Мамай
Вишь ножик, лучину которым шшиплют? Я его из Мамаевой шашки сам перековал.
Эх, был у меня бубен из Мамаевой кожи. Совсем особенной: как в его заколотишь, так и травы и хлеба бегом в рост пустятся.
Коли погода тепла, да солнышко, да утречком в Мамаев бубен колотить станешь, вот тут начнут расти и хлеба и травы. К полдню поспеют, а вечером и коси и жни. А с утра заново вырашшивай, вечером опять хлеб собирай, и так — кажной теплой день. Только анбары набивай да кому надобно — уделяй.
А ты говоришь — не жил в то время. Лучше слушай, что расскажу, — сам поймешь, — не видавши не придумать.
Мамай, известно дело, басурманин был, и жон у его цельно стадо было, все жоны как бы двоюродны, а настояшша одна — Мамаиха. И очень эта Мамаиха мне по нраву пришлась: пела больно хорошо. Бывало, лежим это мы на полатях (особенны по моему указанию в еенном — Мамаихином шатру были построены). Лежим это, семечки шшолкам да песню затянем. Запели жалостну протяжну. Смотрю, а собака Кудя, — вишь, имя запомнил, а ты не веришь! Дак сидит эта собака Кудя и горько плачет от жалостной песни, лапами слезы утират. Мы с Мамаихой передохнули да развеселу завели.
Птицы мимо летели, сердешны, остановились да к нашему пенью прибавились голосами. Даже Мамайка, — это я Мамая так звал, — сказывал не однажды:
— И молодец ты, Малина, песни тянуть. Я вот никакой силе не покоряюсь, а песням твоим покорен стал.
Надо тебе про Мамая сказать, какой он был, чтобы убедить тебя, что во ту пору я жил. Я тако скажу, что ни в каких книгах не записано, только я в памяти держу. К примеру вид Мамаев: толстой-претолстой, — живот на подпорках, а подпорки на колесиках. Мамай ногами брыкат, подпорки на колесиках покатят, будто лисапед какой особого манеру.
Ну, кто тебе скажет про Мамаевы штаны? А таки были штаны, что одной штаниной две деревни закрыть было можно.
Вот раз утресь увидал я с полатей, — идет на Мамая флот японской. Мамай всполошился. Я ему и говорю:
— Стой, Мамай, пужаться! С японцами я справлюсь.

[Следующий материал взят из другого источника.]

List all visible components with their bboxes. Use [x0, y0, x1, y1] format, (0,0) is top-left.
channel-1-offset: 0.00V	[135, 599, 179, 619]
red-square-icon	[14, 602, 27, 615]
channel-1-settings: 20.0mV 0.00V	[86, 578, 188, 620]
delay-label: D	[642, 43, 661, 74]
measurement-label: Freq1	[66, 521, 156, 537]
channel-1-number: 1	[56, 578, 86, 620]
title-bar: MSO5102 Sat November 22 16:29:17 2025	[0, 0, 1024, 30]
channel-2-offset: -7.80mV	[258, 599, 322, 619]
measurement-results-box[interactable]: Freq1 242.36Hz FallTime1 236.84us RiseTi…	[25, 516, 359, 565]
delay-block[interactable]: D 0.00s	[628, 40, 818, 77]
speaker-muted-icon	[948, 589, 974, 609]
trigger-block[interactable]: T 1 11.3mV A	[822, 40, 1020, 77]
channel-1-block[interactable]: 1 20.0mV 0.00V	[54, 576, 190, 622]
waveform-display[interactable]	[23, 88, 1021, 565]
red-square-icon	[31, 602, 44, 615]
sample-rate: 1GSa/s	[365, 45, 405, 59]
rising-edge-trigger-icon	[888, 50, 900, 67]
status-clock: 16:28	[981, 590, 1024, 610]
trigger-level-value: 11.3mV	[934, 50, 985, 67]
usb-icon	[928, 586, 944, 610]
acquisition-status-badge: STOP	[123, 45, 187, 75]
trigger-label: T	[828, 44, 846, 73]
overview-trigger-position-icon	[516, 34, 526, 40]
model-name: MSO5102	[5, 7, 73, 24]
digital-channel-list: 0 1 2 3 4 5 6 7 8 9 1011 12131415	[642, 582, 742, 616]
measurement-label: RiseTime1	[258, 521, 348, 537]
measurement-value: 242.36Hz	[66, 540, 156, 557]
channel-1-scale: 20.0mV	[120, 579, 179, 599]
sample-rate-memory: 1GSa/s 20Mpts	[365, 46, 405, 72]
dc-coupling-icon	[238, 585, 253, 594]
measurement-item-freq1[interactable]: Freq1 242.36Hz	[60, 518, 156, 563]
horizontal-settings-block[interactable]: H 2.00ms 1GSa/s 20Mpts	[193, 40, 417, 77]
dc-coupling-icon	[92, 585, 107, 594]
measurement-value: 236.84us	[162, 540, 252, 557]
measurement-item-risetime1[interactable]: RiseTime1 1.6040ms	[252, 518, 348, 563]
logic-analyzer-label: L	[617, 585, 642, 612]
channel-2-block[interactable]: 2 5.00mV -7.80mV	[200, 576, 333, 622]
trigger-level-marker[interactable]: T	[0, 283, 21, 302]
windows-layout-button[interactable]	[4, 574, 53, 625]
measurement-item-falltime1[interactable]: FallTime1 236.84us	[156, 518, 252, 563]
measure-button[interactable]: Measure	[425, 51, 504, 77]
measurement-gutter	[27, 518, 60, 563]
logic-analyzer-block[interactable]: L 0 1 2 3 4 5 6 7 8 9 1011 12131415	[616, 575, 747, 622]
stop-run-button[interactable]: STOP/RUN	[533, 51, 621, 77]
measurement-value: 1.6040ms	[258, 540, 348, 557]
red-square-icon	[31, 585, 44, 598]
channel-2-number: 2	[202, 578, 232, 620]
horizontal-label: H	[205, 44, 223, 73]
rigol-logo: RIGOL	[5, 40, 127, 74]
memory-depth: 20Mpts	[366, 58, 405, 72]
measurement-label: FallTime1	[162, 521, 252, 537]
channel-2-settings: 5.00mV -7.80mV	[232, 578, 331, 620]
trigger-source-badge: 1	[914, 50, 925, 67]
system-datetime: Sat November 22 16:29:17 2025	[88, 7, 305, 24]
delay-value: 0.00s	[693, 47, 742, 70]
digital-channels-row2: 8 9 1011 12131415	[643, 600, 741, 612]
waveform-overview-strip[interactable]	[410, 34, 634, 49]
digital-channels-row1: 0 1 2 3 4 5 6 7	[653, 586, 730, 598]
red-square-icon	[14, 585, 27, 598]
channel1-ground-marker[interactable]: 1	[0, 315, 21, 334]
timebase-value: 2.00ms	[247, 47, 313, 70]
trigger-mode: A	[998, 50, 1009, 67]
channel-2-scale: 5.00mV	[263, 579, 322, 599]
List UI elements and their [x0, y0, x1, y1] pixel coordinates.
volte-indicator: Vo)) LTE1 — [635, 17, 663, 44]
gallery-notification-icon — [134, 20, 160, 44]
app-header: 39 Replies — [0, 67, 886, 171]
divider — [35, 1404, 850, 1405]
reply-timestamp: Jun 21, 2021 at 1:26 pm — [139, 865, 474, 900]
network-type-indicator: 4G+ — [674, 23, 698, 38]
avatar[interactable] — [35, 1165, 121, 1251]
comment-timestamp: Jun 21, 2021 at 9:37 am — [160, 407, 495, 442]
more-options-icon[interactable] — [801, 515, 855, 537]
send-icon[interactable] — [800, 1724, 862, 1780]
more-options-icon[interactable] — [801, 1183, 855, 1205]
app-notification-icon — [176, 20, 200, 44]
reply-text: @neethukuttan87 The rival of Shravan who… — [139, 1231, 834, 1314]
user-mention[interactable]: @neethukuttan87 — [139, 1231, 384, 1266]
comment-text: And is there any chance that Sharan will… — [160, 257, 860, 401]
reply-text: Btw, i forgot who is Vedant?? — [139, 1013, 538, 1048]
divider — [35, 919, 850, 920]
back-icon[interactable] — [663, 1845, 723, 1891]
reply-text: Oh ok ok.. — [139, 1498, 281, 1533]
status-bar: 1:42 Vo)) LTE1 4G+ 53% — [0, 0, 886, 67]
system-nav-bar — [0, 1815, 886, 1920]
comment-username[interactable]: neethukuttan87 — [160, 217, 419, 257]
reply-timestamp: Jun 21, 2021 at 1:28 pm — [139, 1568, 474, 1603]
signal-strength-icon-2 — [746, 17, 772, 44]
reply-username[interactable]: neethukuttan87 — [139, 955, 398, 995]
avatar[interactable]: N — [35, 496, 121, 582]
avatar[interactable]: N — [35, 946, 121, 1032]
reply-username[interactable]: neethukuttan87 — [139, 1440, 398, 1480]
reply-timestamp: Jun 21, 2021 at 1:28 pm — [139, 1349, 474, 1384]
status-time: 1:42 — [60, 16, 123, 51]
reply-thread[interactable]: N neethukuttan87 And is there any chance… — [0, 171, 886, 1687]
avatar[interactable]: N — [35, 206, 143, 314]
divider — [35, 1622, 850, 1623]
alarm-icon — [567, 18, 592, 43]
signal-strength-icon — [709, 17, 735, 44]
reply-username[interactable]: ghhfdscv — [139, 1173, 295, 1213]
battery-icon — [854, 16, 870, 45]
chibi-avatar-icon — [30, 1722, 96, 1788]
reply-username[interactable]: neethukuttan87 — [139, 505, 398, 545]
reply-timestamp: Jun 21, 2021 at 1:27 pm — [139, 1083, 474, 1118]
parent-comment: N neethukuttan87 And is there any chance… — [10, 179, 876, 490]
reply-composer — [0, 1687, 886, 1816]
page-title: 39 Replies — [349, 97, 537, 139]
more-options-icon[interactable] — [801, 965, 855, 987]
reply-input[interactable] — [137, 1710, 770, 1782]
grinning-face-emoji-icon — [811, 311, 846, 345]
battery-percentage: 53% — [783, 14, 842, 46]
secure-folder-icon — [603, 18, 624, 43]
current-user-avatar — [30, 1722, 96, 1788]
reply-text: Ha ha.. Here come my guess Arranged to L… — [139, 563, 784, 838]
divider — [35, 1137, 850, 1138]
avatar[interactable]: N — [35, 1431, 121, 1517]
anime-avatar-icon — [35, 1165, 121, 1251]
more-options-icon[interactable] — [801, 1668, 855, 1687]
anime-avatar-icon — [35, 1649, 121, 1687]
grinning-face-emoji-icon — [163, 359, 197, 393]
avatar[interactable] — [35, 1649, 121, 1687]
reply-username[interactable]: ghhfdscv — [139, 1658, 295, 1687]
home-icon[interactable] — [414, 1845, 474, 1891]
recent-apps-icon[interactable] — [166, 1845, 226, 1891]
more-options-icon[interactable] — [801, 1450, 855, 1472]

Выташшил я пароходишко, — с собой был прихвачен на всякой случай. И пароходишко немудряшшой, — буксиришко, что лес по Двине ташшит.
Ну, ладно. Пары развел, колесом кручу, из трубы дым пустил с огнем. Да как засвишшу, да на японцев!
Японцы от страху паруса переставили да домой без остановки.
Я ход сбавил и тихим манером по морю еду с Мамаихой. Рыбы в переполох взялись. Они, известно, тварь бессловесна, но нашли-таки говоряшшу рыбу. Выстала говоряшша рыба и спрашиват:
— По какому такому полному праву ты, Малина, пароход пустил, ковды пароходы ишшо не придуманы?
Я объяснил честь честью, что из нашего уемского времени с собой прихватил. Успокоил, что вскорости домой ухожу. Прискучило мне Мамая терпеть. Я и говорю ему:
— Давай, кто кого перечихнет. Я буду чихать первой.
Согласился Мамай, а на чих он здоров был. Как-то гроза собралась. Тучи заготовку сделали. Большушши, темняшши. Вот сейчас катавасию начнут. А Мамай как понатужился, да полно брюхо духу набрал, да как чихнет! Да тучи-то — которы куда. И про гром и про молнью позабыли.
Ну, ладно, наладился я чихать, а Мамай с ордой собрался в одно место. Я чихнул в обе ноздри разом. Земля треснула. Мамай со всем своим войском провалился.
Мне на пустом месте что сидеть? Одна головня в печке тухнет, а две в поле шают.
Пароходишко завел да прямиком на Уйму. Товды городов мало было, а коли деревня попадалась, то малость подбрасывало.
Остался у меня на память платок Мамаихин, из его сколько я рубах износил, а жона моя сколько сарафанов истрепала.
Да ты, гостюшко, домой не торопись, у меня погости. Моя баба и тебе рубаху сошьет из Мамаихинова платка. Носи да стряхивай, и стирать не надо, и износу не будет, и мне верить будешь.